Today, I think it's obvious that xml shouldn't ever really be written by a human, it should be used for machine generated interchange of data, much as html -- markdown and rst are reasonable languages to write in -- html "requires" a gui/wysiwig editor -- just as it really isn't pleasant to work with eg: xml config files directly. Or ant-scripts. It just isn't. Yes, you can hide the ugly with a smart editor, but it's still pretty ugly.

Now, html might be pleasant compared to writing in Postscript -- but it's not really pleasant to write (hence things like sparkup).




agree with your sentiments,

I believe the issue that many people have with XML goes a bit deeper ... using XML means you are creating a bit of distance between yourself and the host programming language.
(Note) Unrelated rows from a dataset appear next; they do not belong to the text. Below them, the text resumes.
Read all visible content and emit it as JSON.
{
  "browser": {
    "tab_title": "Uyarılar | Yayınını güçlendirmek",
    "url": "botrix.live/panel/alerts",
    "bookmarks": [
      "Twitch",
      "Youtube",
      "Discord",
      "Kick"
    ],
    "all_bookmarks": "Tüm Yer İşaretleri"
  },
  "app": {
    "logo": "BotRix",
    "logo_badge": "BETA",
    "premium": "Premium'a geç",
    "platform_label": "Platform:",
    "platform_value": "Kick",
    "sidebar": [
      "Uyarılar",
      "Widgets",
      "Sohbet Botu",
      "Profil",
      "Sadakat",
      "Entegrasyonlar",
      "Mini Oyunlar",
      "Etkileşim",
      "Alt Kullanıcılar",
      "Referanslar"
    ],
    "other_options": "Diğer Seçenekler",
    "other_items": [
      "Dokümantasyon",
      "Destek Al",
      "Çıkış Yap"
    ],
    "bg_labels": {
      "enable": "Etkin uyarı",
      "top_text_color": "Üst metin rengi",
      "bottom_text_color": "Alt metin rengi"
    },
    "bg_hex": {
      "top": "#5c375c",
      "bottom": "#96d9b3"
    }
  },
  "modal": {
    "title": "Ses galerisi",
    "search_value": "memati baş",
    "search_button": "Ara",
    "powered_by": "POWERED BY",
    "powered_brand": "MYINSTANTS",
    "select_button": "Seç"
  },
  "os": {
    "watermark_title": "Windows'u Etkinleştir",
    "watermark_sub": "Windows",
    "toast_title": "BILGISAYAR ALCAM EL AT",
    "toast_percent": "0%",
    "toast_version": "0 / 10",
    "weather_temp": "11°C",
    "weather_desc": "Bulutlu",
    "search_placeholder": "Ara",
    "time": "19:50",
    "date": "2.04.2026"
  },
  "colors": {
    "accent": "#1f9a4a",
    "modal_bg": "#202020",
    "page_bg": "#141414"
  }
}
XML stands alone, apart, that distance comes with costs in terms of ease of use (which could have been addressed by proper tooling), as well as many benefits.

HTML may not be pleasant to write documents with and I would say exactly the same thing of json ... show me the equiv of a Word document in json and I would argue that only a madman would like to directly edit that.

Really, James Clark said it right, 'json for data, xml for documents'.

Today's 'ease of use' of manipulating a native data structure of the 'language du jour' will eventually be viewed a bit more negatively in the years, decades to come. But really this is a storm in a tea cup ... XML has embraced json and has lots of support for generating it so I am fine. For others, they will eventually find the boundaries of json and start redeveloping the same concepts.

However, all the above being said/done I do think json is the right 'over the wire' format for data today; I just think we should embrace heterogeneity instead of 'knee jerk' cargo cult advice of 'don't use XML'; that's the equivalent of throwing tools out of one's toolshed and that's just plain stupid.


The strength of xml is xsl. The ability to declaratively transform the content into another form. I'm not aware of any way to do this with json other than by hand-rolling code.


I would say that the strength of XML is XPath - forget the rest of XSL (XSLT and XSL-FO) - and I would still avoid it unless there was a real requirement for "document like" content.


I'm not entirely certain that is a plus... Is writing a compiler/translator in xsl really more pleasant/easier to maintain than writing it in a "proper" language?

That said, I really enjoyed: http://www.amazon.com/Program-Generators-Java-Craig-Cleavela...

edit: for example: you could transform an ant build.xml file -- but should you?